Louisiana uses a runoff election system but holds no primary elections. All candidates for local, state and federal office, regardless of party affiliation, are on the same ballot in either October (odd-numbered years) or November (even-numbered years).
Who are the candidates in Georgia’s runoffs?
In one election, Republican Sen. David Perdue is running against Democratic challenger Jon Ossoff. Perdue narrowly missed reaching the majority threshold in November. The other election has Democrat Rev. Raphael Warnock challenging Republican Sen. Kelly Loeffler. They received the most votes in a field of 20 candidates.
When will the runoff elections take place?

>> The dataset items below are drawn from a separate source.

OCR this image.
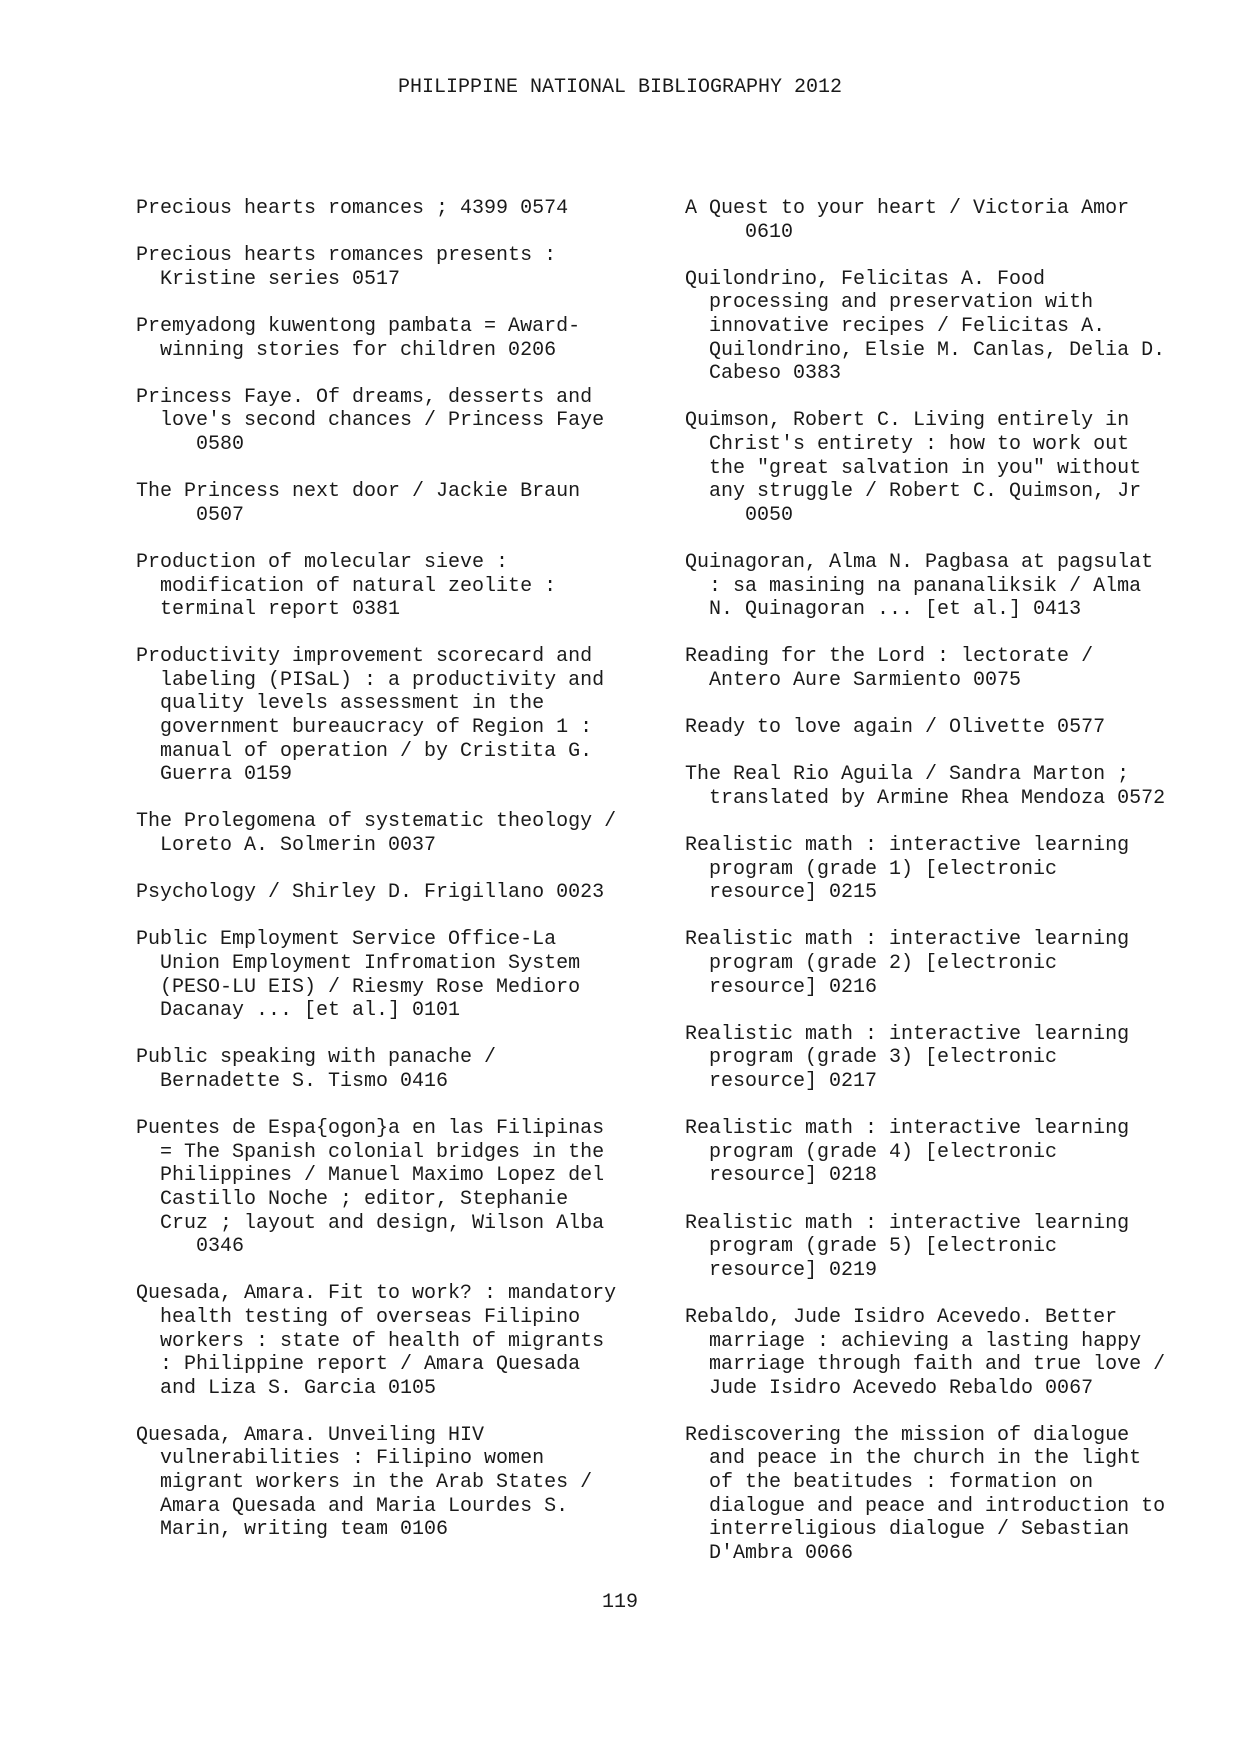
PHILIPPINE NATIONAL BIBLIOGRAPHY 2012
Precious hearts romances ; 4399 0574
Precious hearts romances presents :
Kristine series 0517
Premyadong kuwentong pambata = Award-
winning stories for children 0206
Princess Faye. Of dreams, desserts and
love's second chances / Princess Faye
0580
The Princess next door / Jackie Braun
0507
Production of molecular sieve :
modification of natural zeolite :
terminal report 0381
Productivity improvement scorecard and
labeling (PISaL) : a productivity and
quality levels assessment in the
government bureaucracy of Region 1 :
manual of operation / by Cristita G.
Guerra 0159
The Prolegomena of systematic theology /
Loreto A. Solmerin 0037
Psychology / Shirley D. Frigillano 0023
Public Employment Service Office-La
Union Employment Infromation System
(PESO-LU EIS) / Riesmy Rose Medioro
Dacanay ... [et al.] 0101
Public speaking with panache /
Bernadette S. Tismo 0416
Puentes de Espa{ogon}a en las Filipinas
= The Spanish colonial bridges in the
Philippines / Manuel Maximo Lopez del
Castillo Noche ; editor, Stephanie
Cruz ; layout and design, Wilson Alba
0346
Quesada, Amara. Fit to work? : mandatory
health testing of overseas Filipino
workers : state of health of migrants
: Philippine report / Amara Quesada
and Liza S. Garcia 0105
Quesada, Amara. Unveiling HIV
vulnerabilities : Filipino women
migrant workers in the Arab States /
Amara Quesada and Maria Lourdes S.
Marin, writing team 0106
A Quest to your heart / Victoria Amor
0610
Quilondrino, Felicitas A. Food
processing and preservation with
innovative recipes / Felicitas A.
Quilondrino, Elsie M. Canlas, Delia D.
Cabeso 0383
Quimson, Robert C. Living entirely in
Christ's entirety : how to work out
the "great salvation in you" without
any struggle / Robert C. Quimson, Jr
0050
Quinagoran, Alma N. Pagbasa at pagsulat
: sa masining na pananaliksik / Alma
N. Quinagoran ... [et al.] 0413
Reading for the Lord : lectorate /
Antero Aure Sarmiento 0075
Ready to love again / Olivette 0577
The Real Rio Aguila / Sandra Marton ;
translated by Armine Rhea Mendoza 0572
Realistic math : interactive learning
program (grade 1) [electronic
resource] 0215
Realistic math : interactive learning
program (grade 2) [electronic
resource] 0216
Realistic math : interactive learning
program (grade 3) [electronic
resource] 0217
Realistic math : interactive learning
program (grade 4) [electronic
resource] 0218
Realistic math : interactive learning
program (grade 5) [electronic
resource] 0219
Rebaldo, Jude Isidro Acevedo. Better
marriage : achieving a lasting happy
marriage through faith and true love /
Jude Isidro Acevedo Rebaldo 0067
Rediscovering the mission of dialogue
and peace in the church in the light
of the beatitudes : formation on
dialogue and peace and introduction to
interreligious dialogue / Sebastian
D'Ambra 0066
119
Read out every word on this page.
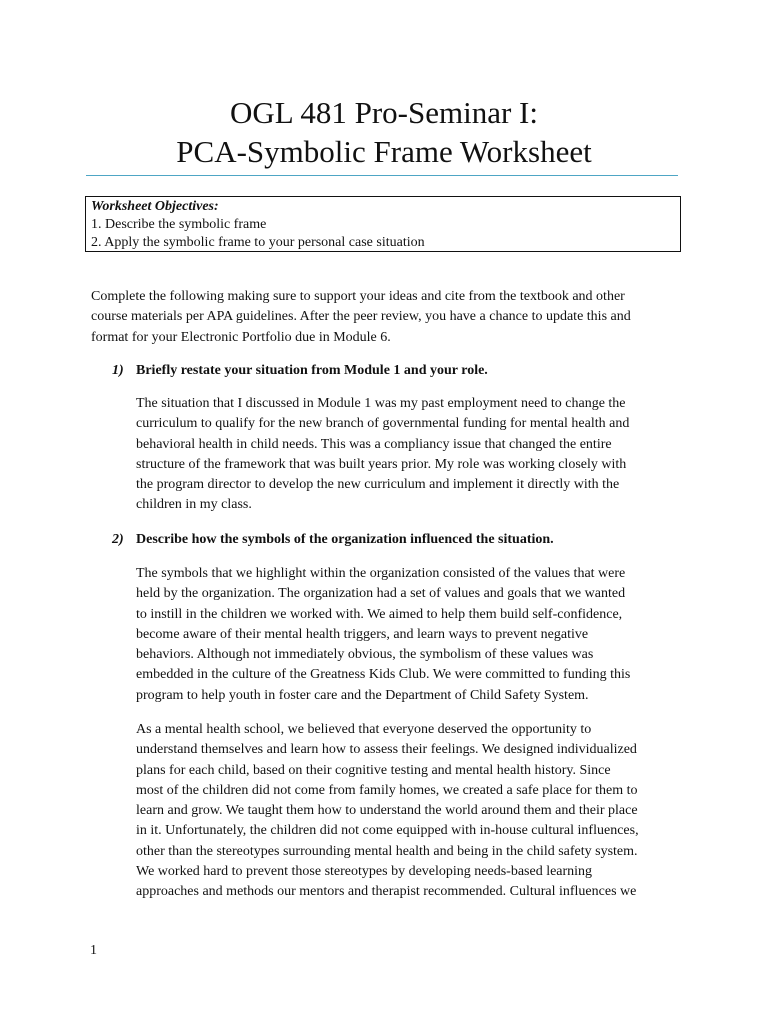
OGL 481 Pro-Seminar I:
PCA-Symbolic Frame Worksheet
Worksheet Objectives:
1. Describe the symbolic frame
2. Apply the symbolic frame to your personal case situation
Complete the following making sure to support your ideas and cite from the textbook and other
course materials per APA guidelines. After the peer review, you have a chance to update this and
format for your Electronic Portfolio due in Module 6.
1) Briefly restate your situation from Module 1 and your role.
The situation that I discussed in Module 1 was my past employment need to change the
curriculum to qualify for the new branch of governmental funding for mental health and
behavioral health in child needs. This was a compliancy issue that changed the entire
structure of the framework that was built years prior. My role was working closely with
the program director to develop the new curriculum and implement it directly with the
children in my class.
2) Describe how the symbols of the organization influenced the situation.
The symbols that we highlight within the organization consisted of the values that were
held by the organization. The organization had a set of values and goals that we wanted
to instill in the children we worked with. We aimed to help them build self-confidence,
become aware of their mental health triggers, and learn ways to prevent negative
behaviors. Although not immediately obvious, the symbolism of these values was
embedded in the culture of the Greatness Kids Club. We were committed to funding this
program to help youth in foster care and the Department of Child Safety System.
As a mental health school, we believed that everyone deserved the opportunity to
understand themselves and learn how to assess their feelings. We designed individualized
plans for each child, based on their cognitive testing and mental health history. Since
most of the children did not come from family homes, we created a safe place for them to
learn and grow. We taught them how to understand the world around them and their place
in it. Unfortunately, the children did not come equipped with in-house cultural influences,
other than the stereotypes surrounding mental health and being in the child safety system.
We worked hard to prevent those stereotypes by developing needs-based learning
approaches and methods our mentors and therapist recommended. Cultural influences we
1
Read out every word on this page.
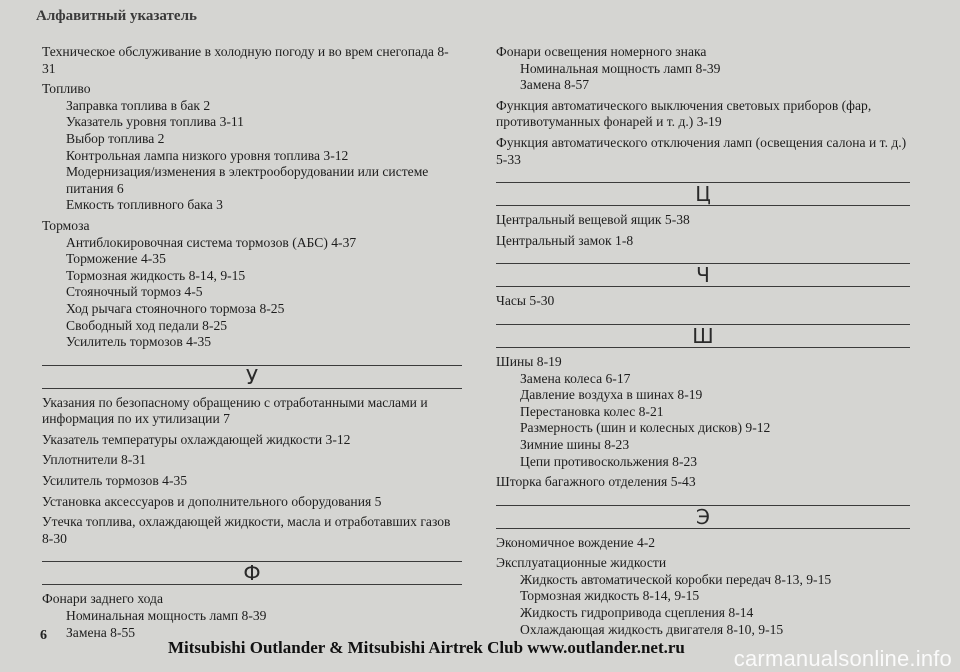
Алфавитный указатель

Техническое обслуживание в холодную погоду и во врем снегопада 8-31

Топливо

Заправка топлива в бак 2

Указатель уровня топлива 3-11

Выбор топлива 2

Контрольная лампа низкого уровня топлива 3-12

Модернизация/изменения в электрооборудовании или системе питания 6

Емкость топливного бака 3

Тормоза

Антиблокировочная система тормозов (АБС) 4-37

Торможение 4-35

Тормозная жидкость 8-14, 9-15

Стояночный тормоз 4-5

Ход рычага стояночного тормоза 8-25

Свободный ход педали 8-25

Усилитель тормозов 4-35

У

Указания по безопасному обращению с отработанными маслами и информация по их утилизации 7

Указатель температуры охлаждающей жидкости 3-12

Уплотнители 8-31

Усилитель тормозов 4-35

Установка аксессуаров и дополнительного оборудования 5

Утечка топлива, охлаждающей жидкости, масла и отработавших газов 8-30

Ф

Фонари заднего хода

Номинальная мощность ламп 8-39

Замена 8-55

Фонари освещения номерного знака

Номинальная мощность ламп 8-39

Замена 8-57

Функция автоматического выключения световых приборов (фар, противотуманных фонарей и т. д.) 3-19

Функция автоматического отключения ламп (освещения салона и т. д.) 5-33

Ц

Центральный вещевой ящик 5-38

Центральный замок 1-8

Ч

Часы 5-30

Ш

Шины 8-19

Замена колеса 6-17

Давление воздуха в шинах 8-19

Перестановка колес 8-21

Размерность (шин и колесных дисков) 9-12

Зимние шины 8-23

Цепи противоскольжения 8-23

Шторка багажного отделения 5-43

Э

Экономичное вождение 4-2

Эксплуатационные жидкости

Жидкость автоматической коробки передач 8-13, 9-15

Тормозная жидкость 8-14, 9-15

Жидкость гидропривода сцепления 8-14

Охлаждающая жидкость двигателя 8-10, 9-15

6
Mitsubishi Outlander & Mitsubishi Airtrek Club www.outlander.net.ru carmanualsonline.info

Both will be held Jan. 5, 2021.
What is at stake?
The outcome of these elections will determine which party controls the U.S. Senate. Currently, Republicans hold a 50-48 margin. If they win one of the two seats, they retain control of the 100-seat Senate. Democrats need to win both runoff elections to control the Senate because the U.S. vice president casts a vote in case of a tie. Democrat Kamala Harris will become vice president Jan. 20, 2021.
Why are two Senate seats being contested in the same state?
Perdue’s six-year term expires this year. Loeffler was selected by Georgia Gov. Brian Kemp in December 2019 to fill the vacancy caused by the retirement of Sen. Johnny Isakson. Loeffler and Warnock are competing for the remaining two years of Isakson’s term.
What has happened in past runoff elections in Georgia?
Democrats last won a statewide runoff election in the state in 1988. Republicans have won the seven runoffs since then.